US Q2 PV installations surge on strength of utility market
Post Date: 11 Sep 2012 Viewed: 341
Installations also rose 45% from 512MW in the first quarter. First half installations were 1.254GW, more than double 622.7MW a year earlier.
“More solar was installed in the U.S. this quarter than in all of 2009, led for the first time by record-setting utility-scale projects. With costs continuing to come down, solar is affordable today for more homes, businesses, utilities, and the military,” says SEIA chief executive Rhone Resch.
The US on 30 June had 5.7GW of installed solar capacity including 5.161GW of PV and 546MW of concentrating solar power (CSP), enough to provide electricity for more than 940,000 homes, according to GTM, a consulting company. The industry employs 100,000 Americans.

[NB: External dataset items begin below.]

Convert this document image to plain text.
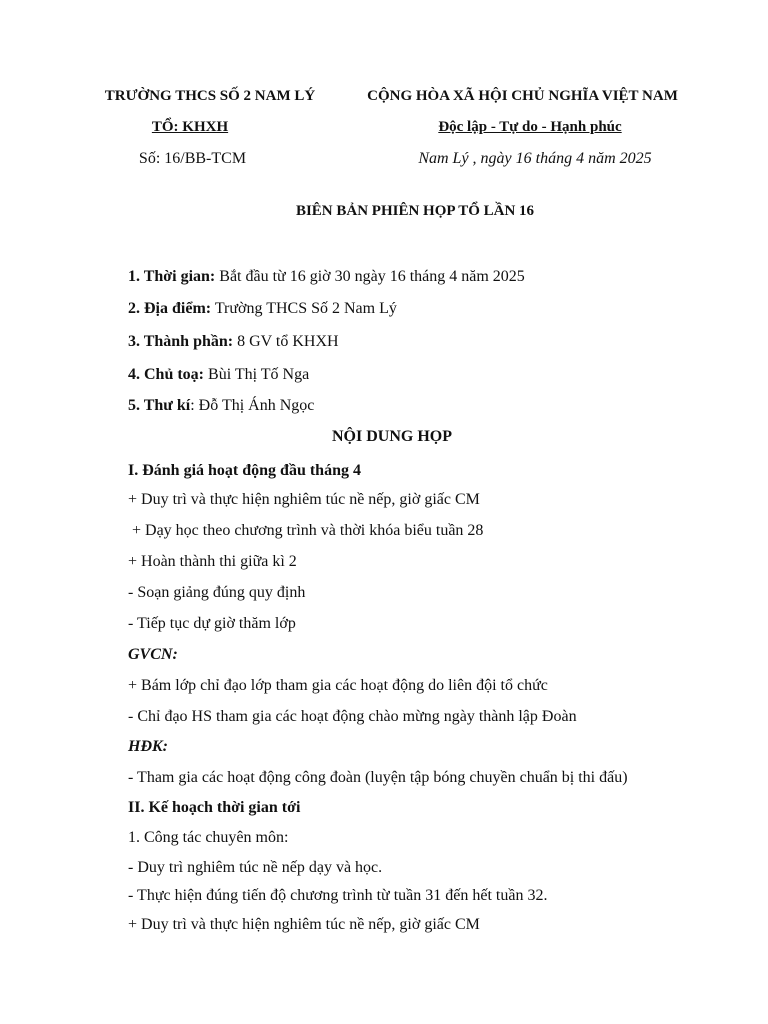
TRƯỜNG THCS SỐ 2 NAM LÝ
TỔ: KHXH
Số: 16/BB-TCM
CỘNG HÒA XÃ HỘI CHỦ NGHĨA VIỆT NAM
Độc lập - Tự do - Hạnh phúc
Nam Lý , ngày 16 tháng 4 năm 2025
BIÊN BẢN PHIÊN HỌP TỔ LẦN 16
1. Thời gian: Bắt đầu từ 16 giờ 30 ngày 16 tháng 4 năm 2025
2. Địa điểm: Trường THCS Số 2 Nam Lý
3. Thành phần: 8 GV tổ KHXH
4. Chủ toạ: Bùi Thị Tố Nga
5. Thư kí: Đỗ Thị Ánh Ngọc
NỘI DUNG HỌP
I. Đánh giá hoạt động đầu tháng 4
+ Duy trì và thực hiện nghiêm túc nề nếp, giờ giấc CM
+ Dạy học theo chương trình và thời khóa biểu tuần 28
+ Hoàn thành thi giữa kì 2
- Soạn giảng đúng quy định
- Tiếp tục dự giờ thăm lớp
GVCN:
+ Bám lớp chỉ đạo lớp tham gia các hoạt động do liên đội tổ chức
- Chỉ đạo HS tham gia các hoạt động chào mừng ngày thành lập Đoàn
HĐK:
- Tham gia các hoạt động công đoàn (luyện tập bóng chuyền chuẩn bị thi đấu)
II. Kế hoạch thời gian tới
1. Công tác chuyên môn:
- Duy trì nghiêm túc nề nếp dạy và học.
- Thực hiện đúng tiến độ chương trình từ tuần 31 đến hết tuần 32.
+ Duy trì và thực hiện nghiêm túc nề nếp, giờ giấc CM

It forecasts that 3.2GW may be installed in the US this year, down slightly from the 3.2GW estimate in the first quarter, up 71% from 2011. This will push US share of global installations to more than 10% from 7% in 2011 and less than 5% in 2010.
California led total second quarter PV installations with 217MW versus 150MW in the first quarter, followed by Arizona with 173MW against 63MW, and New Jersey 103MW down from 174MW.

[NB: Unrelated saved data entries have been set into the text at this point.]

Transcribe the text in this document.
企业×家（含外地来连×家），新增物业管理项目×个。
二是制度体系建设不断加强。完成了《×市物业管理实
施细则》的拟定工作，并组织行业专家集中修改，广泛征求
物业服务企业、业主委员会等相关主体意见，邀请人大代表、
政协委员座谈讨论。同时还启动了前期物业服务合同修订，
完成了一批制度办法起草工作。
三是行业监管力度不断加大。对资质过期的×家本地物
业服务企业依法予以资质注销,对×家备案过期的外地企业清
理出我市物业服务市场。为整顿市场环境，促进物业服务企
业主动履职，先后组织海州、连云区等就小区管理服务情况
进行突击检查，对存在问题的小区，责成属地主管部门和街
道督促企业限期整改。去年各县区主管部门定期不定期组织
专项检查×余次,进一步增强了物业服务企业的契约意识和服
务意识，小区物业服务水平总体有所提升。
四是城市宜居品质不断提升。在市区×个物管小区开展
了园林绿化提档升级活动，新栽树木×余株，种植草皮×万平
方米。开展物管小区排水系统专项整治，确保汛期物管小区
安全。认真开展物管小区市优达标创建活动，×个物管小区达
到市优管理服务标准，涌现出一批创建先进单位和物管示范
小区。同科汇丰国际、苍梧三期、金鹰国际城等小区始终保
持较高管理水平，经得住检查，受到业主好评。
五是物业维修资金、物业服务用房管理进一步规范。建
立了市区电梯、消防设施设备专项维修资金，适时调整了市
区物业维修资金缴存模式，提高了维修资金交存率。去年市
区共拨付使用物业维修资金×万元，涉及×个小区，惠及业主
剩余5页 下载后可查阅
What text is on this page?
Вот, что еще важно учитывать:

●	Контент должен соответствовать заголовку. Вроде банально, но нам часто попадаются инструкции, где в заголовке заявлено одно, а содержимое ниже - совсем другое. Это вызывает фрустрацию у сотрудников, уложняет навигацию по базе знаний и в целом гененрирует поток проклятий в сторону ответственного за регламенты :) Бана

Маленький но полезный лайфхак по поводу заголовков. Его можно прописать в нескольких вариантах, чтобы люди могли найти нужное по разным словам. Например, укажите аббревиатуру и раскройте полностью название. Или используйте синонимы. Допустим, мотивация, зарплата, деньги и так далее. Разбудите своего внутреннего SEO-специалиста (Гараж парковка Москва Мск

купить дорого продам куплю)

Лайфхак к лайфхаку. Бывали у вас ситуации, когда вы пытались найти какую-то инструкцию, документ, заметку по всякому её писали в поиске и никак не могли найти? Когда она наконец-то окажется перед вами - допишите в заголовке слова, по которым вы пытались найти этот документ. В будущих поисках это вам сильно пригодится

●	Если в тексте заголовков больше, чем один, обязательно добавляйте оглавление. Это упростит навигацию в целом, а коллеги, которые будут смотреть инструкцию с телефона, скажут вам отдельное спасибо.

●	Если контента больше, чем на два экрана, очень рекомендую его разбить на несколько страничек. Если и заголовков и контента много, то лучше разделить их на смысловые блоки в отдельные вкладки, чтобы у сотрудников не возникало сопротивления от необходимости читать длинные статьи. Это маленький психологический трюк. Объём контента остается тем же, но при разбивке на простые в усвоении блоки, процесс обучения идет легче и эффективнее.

Eight states posted utility-scale installations of 10MW or greater: California, Arizona, Nevada, Texas, Illinois, North Carolina, New Mexico, and New Jersey. By the end of this year, the utility market will account for 54% of total installations. Residential installations grew slightly in the second quarter to 98.2MW from a year earlier, while those for non-residential declined to 196.3MW.
“The non-residential market has struggled where incentive levels or SREC prices decline, implying system costs must fall further before state incentives become unnecessary, the SEIA/GTM report says.

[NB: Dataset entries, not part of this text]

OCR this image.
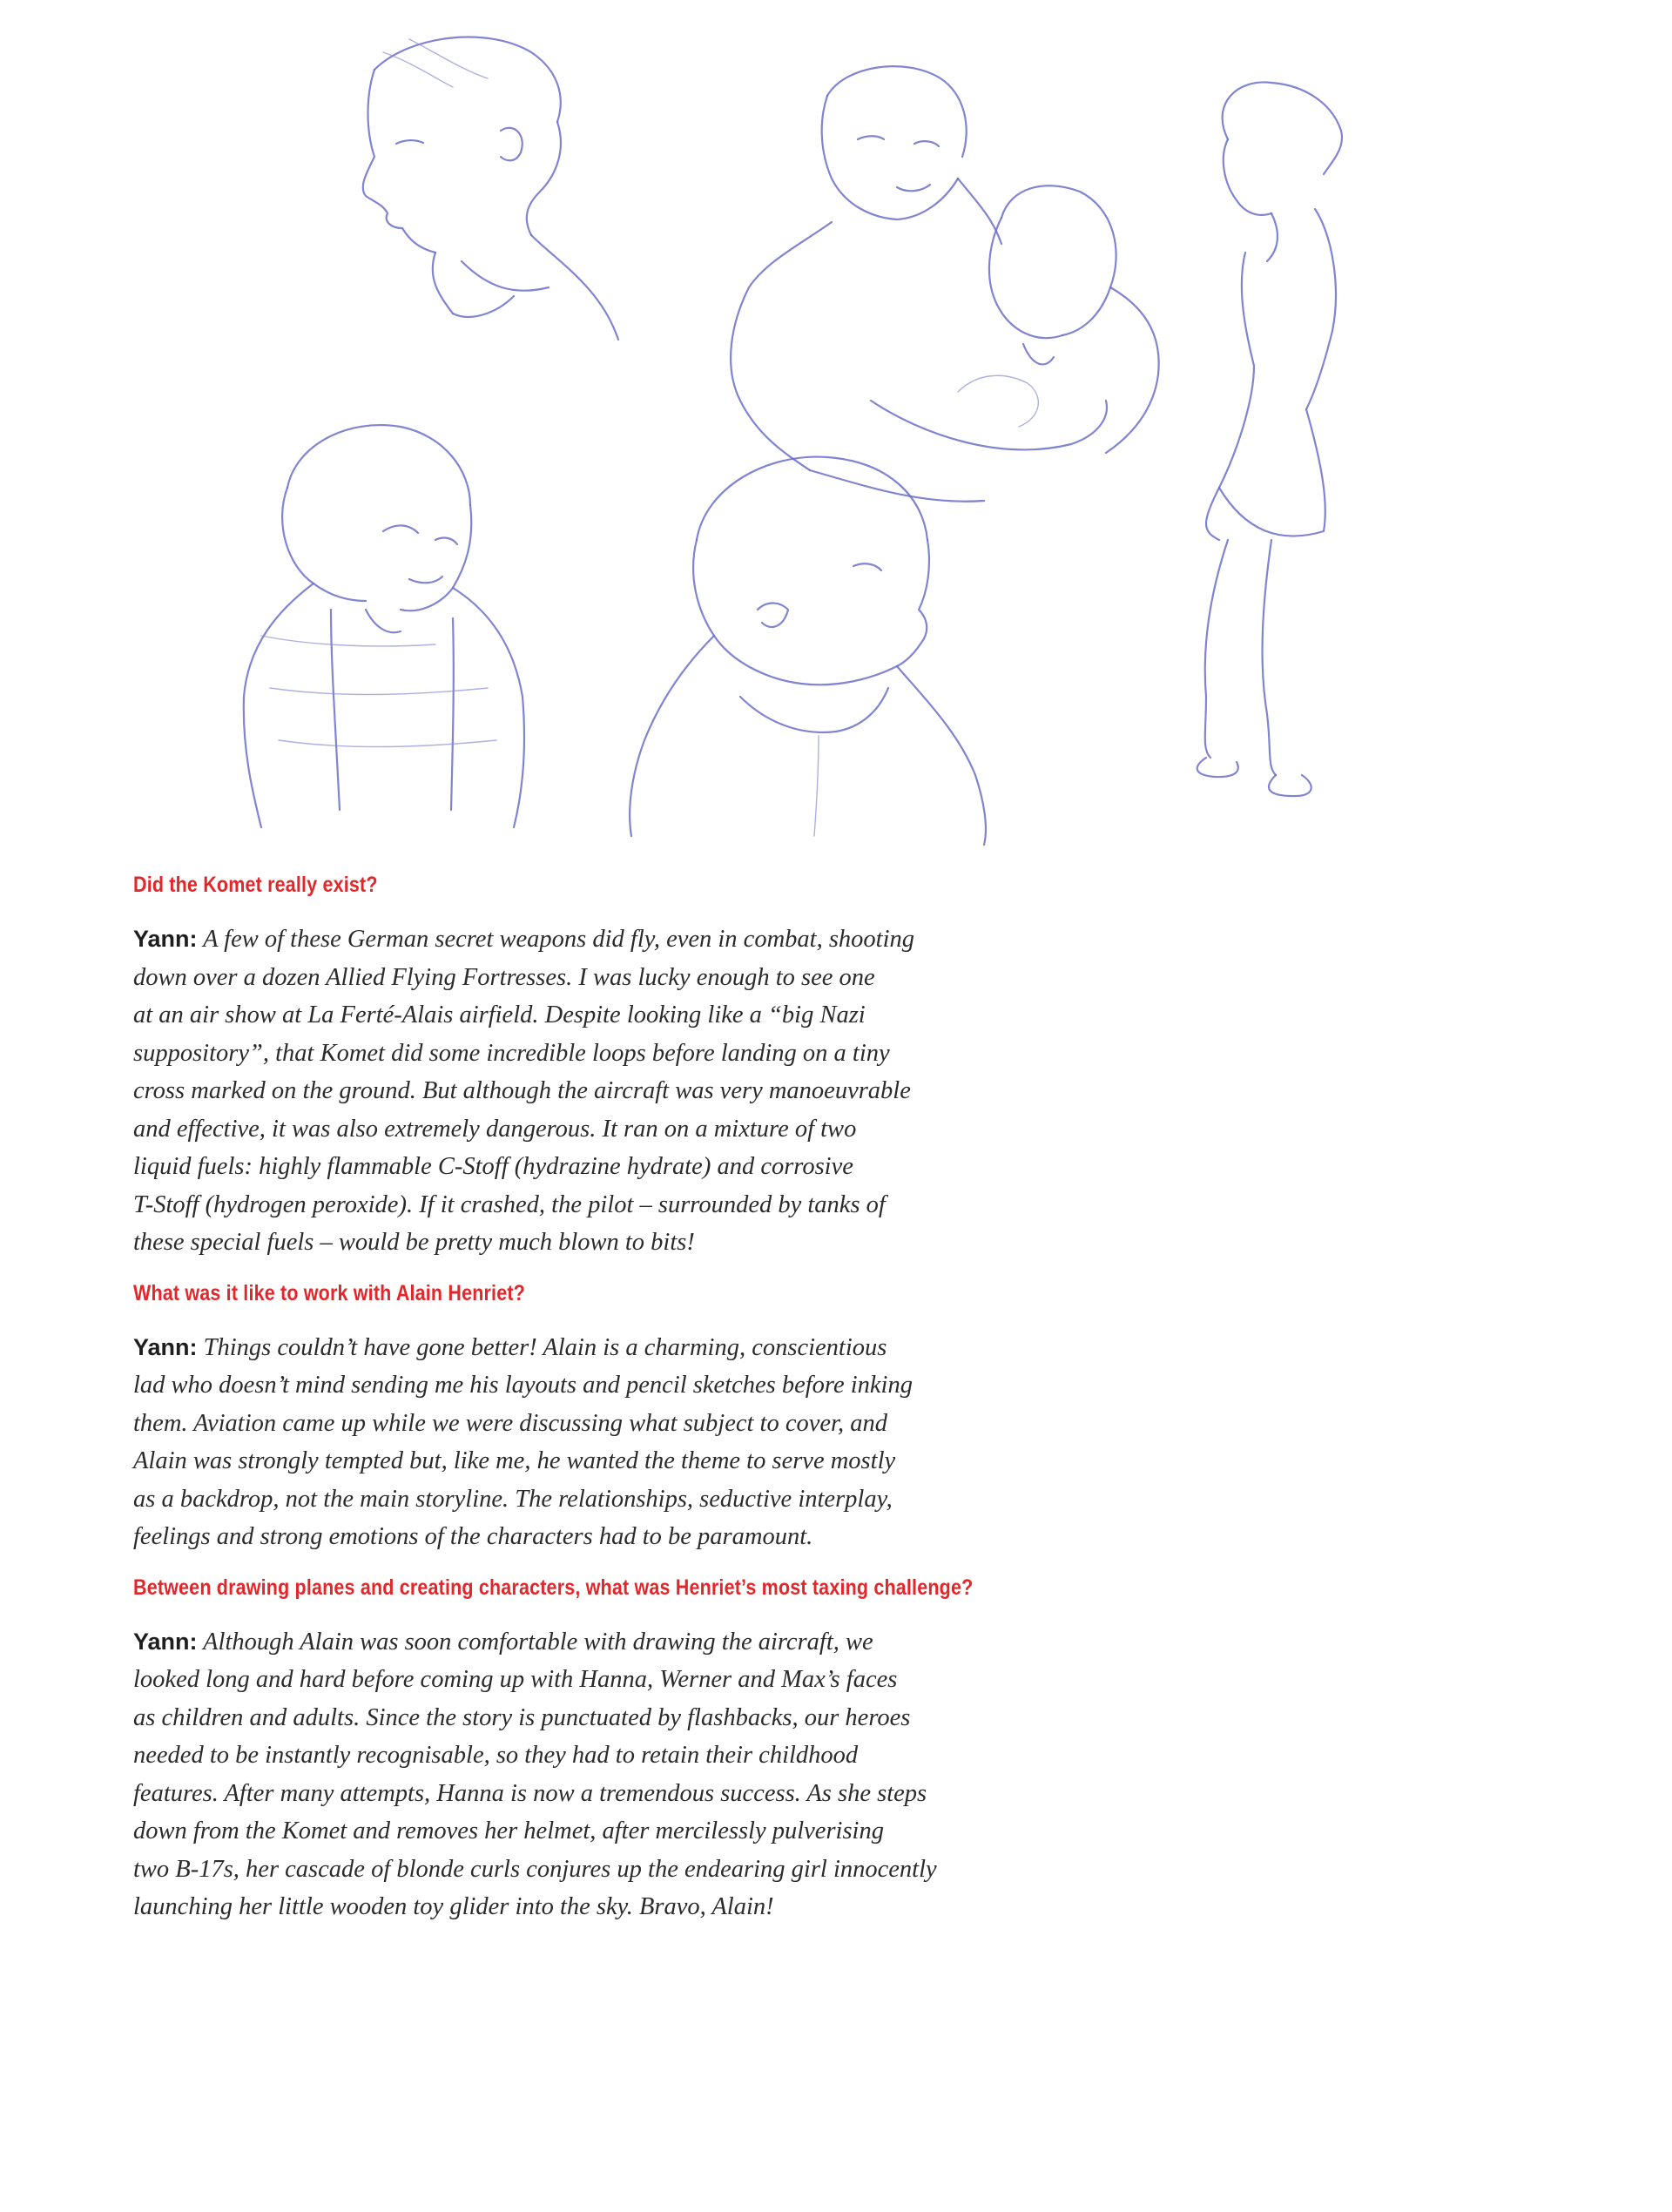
Did the Komet really exist?
Yann: A few of these German secret weapons did fly, even in combat, shooting
down over a dozen Allied Flying Fortresses. I was lucky enough to see one
at an air show at La Ferté-Alais airfield. Despite looking like a “big Nazi
suppository”, that Komet did some incredible loops before landing on a tiny
cross marked on the ground. But although the aircraft was very manoeuvrable
and effective, it was also extremely dangerous. It ran on a mixture of two
liquid fuels: highly flammable C-Stoff (hydrazine hydrate) and corrosive
T-Stoff (hydrogen peroxide). If it crashed, the pilot – surrounded by tanks of
these special fuels – would be pretty much blown to bits!
What was it like to work with Alain Henriet?
Yann: Things couldn’t have gone better! Alain is a charming, conscientious
lad who doesn’t mind sending me his layouts and pencil sketches before inking
them. Aviation came up while we were discussing what subject to cover, and
Alain was strongly tempted but, like me, he wanted the theme to serve mostly
as a backdrop, not the main storyline. The relationships, seductive interplay,
feelings and strong emotions of the characters had to be paramount.
Between drawing planes and creating characters, what was Henriet’s most taxing challenge?
Yann: Although Alain was soon comfortable with drawing the aircraft, we
looked long and hard before coming up with Hanna, Werner and Max’s faces
as children and adults. Since the story is punctuated by flashbacks, our heroes
needed to be instantly recognisable, so they had to retain their childhood
features. After many attempts, Hanna is now a tremendous success. As she steps
down from the Komet and removes her helmet, after mercilessly pulverising
two B-17s, her cascade of blonde curls conjures up the endearing girl innocently
launching her little wooden toy glider into the sky. Bravo, Alain!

It notes that system prices continue to fall, bringing the market ever closer to the point where residential and non-residential demand is driven more by solar radiation and retail electricity prices than state-level incentives.
The average price for a residential system in the second quarter was $32,453 against $37,144 a year earlier. For all installed solar quarter-over-quarter, the national weighted-average system price fell 22%, from $4.44/watt to $3.45/watt, the report says. Year-over-year, average installed costs declined 33%. It notes these gains were heavily influenced by the volume of utility-scale installations. Cogentrix’s 30MW CPV plant also came online during the second quarter.
Looking ahead, SEA/GTM forecasts that 2013 US installations will increase 21% from this year, with average annual growth between 25% and 30% in the 2012-2016 period.